Berbeda dengan Syamsurizal, Supriyanto mengungkapkan faktor yang membuat banjir gugatan Pilkada ke MK yakni kedekatan pemilih dengan paslon. Mengapa demikian? Dijelaskankan karena Pilkada 2020 ditengah pandemi, kampanye terbuka dibatasi. Sehingga paslon lebih banyak melakukan pertemuan secara terbatas.
Menurutnya, pertemuan terbatas ini membuat tingkat pengenalan pemilih dengan paslon menjadi baik. “Pemilih semakin dekat dengan calon, sehingga selisih suara sedikit saja, dia ada kecenderungan melakukan gugatan. Akan membela mati-matian,” ungkap Supriyanto saat dihubungi terpisah.
Faktor lainnya, tambah dia, salah satunya paslon sudah keluar dana yang cukup besar namun tetap kalah. “Itu salah satu faktor juga sudah keluar banyak modal kalah,” kata legislator asal Jawa Timur ini.
Harus Diapresiasi
Anggota Komisi II DPR dari Fraksi Partai Kebangkitan Bangsa (FPKB), Sukamto mengatakan banjirnya gugatan ke MK ini harus diapresiasi. Pasalnya, hal itu merupakan yang dijamin konstitusi.
“Saya lebih memberikan apresiasi gugatan ke MK, dari pada dia marah dan terjadi bentrokan. Itu namanya warga sadar hukum,” kata Sukamto.
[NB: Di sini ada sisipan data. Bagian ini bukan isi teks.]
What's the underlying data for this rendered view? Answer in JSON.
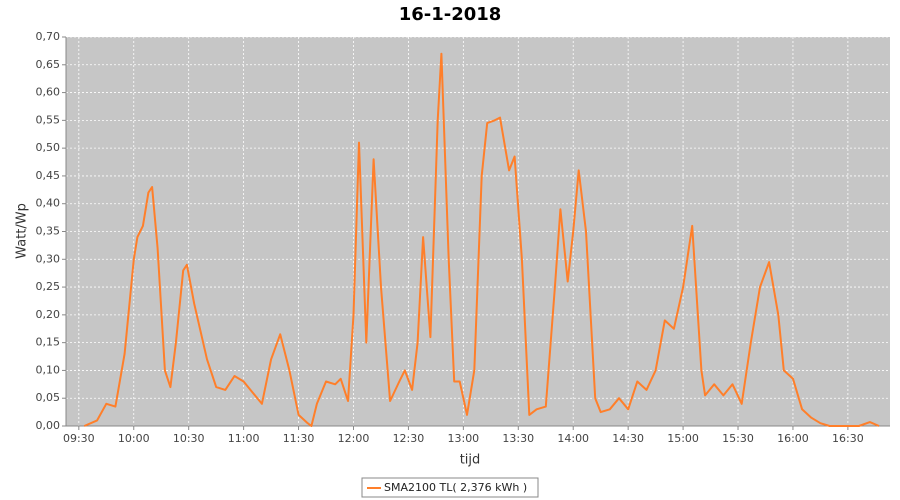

Legislator asal Yogyakarta ini mengungkapkan, di daerahnya tersebut tidak ada hasil Pilkada yang digugat ke MK. Sebab, katanya, tidak terjadi pelanggaran yang berarti di 3 daerah yang laksanakan Pilkada di Yogyakarta.
Meski demikian, Sukamto berharap MK menjalankan tugasnya dengan adil dan bijaksana. Ia pun yakin MK bisa menjalankan hal itu.
“Saya yakin Pilkada ini MK bekerja apa adanya. Pilpres yang lebih besar saja MK apa adanya,” tegasnya.
Sebelumnya, MK telah menerima 82 permohonan Perselisihan Hasil Pemilihan Umum (PHPU) Pilkada 2020, Senin (21/12/2020). Jumlah tersebut melonjak hampir dua kali lipat dibanding, Jumat (18/12/2020) sore. MK sebelumnya baru menerima sekitar 40 permohonan PHPU.
Dari jumlah permohonan itu, paling banyak terkait pemilihan bupati yakni sebanyak 74 permohonan PHPU, sementara pemilihan wali kota terdapat delapan permohonan.
Sejauh ini, dari sembilan pemilihan gubernur (pilgub) yang digelar pada Pilkada 2020, belum ada satu pun yang mengajukan permohonan PHPU ke MK.
Pilkada serentak 2020 pada 9 desember lalu digelar di 270 daerah yang terdiri dari 9 provinsi, 224 kabupaten, dan 37 kota.